Karl beschleunigte auf der Zielgeraden noch einmal, was ihm den ersten Platz garantierte. Auch wenn sich die Konkurrenten im Spurt noch etwas annäherten, bestand keine Gefahr. Sein insgesamt dritter deutscher Meistertitel – zwei erreichte er in der Altersstufe U18 über die 1500-Meter-Hindernis – war damit unter Dach und Fach.
Mit der gelaufenen Zeit zeigte sich der junge Athlet zufrieden, auch wenn er den von ihm angestrebten bayerischen Jugendrekord über 2000-Meter-Hindernis um knapp zwei Sekunden verfehlte. Für Karl war es gleichzeitig das letzte Rennen über die kürzere Distanz, die bis zu den Junioren gelaufen wird.
Nachdem es für den Ochsenfurter auch der letzte größere Wettkampf in diesem Jahr war, feierten er und sein Begleittross den nationalen Titel am Abend.
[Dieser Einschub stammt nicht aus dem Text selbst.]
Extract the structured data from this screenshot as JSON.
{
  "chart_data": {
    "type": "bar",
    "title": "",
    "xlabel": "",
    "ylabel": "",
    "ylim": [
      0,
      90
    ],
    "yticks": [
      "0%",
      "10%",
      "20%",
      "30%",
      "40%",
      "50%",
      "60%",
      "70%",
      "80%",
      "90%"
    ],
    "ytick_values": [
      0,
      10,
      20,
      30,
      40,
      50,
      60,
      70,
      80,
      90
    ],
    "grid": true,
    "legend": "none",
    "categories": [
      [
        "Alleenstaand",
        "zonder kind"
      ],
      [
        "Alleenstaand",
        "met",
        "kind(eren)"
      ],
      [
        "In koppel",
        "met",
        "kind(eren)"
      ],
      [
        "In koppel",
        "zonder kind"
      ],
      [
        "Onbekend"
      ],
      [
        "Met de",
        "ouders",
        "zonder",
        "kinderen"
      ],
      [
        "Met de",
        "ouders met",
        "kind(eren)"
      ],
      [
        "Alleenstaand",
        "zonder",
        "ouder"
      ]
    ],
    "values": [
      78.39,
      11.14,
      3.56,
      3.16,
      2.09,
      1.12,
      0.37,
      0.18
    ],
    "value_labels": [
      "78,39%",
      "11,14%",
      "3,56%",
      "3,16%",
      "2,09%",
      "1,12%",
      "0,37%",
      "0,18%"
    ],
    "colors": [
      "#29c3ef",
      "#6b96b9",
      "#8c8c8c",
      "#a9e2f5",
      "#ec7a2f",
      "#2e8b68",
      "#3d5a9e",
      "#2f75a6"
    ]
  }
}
Am Sonntag nutzte Karl die Gelegenheit, auch bei den restlichen Wettkämpfen zuzuschauen, ehe es wieder nach Hause ging.
Der junge Sportler, der kürzlich erst seinen Schulabschluss machte, kann nun die Beine für die nächsten Tage hoch legen. „Jetzt geht's erst einmal eine Woche zum Zelten“, freut er sich auf das Erholungsprogramm. Ohne Training. „Ich werde vielleicht zwei-, dreimal die Woche joggen, mehr nicht.“ Kommendes Jahr will er sich auf seine Berufsausbildung bei der Polizei konzentrieren. Sportlich steht 2016 die Europameisterschaft der Erwachsenen an. „Die Zeiten für die Qualifikation schaffe ich noch nicht. Vielleicht probiere ich es mal mit einem Höhen-Trainingslager“, blickt er voraus.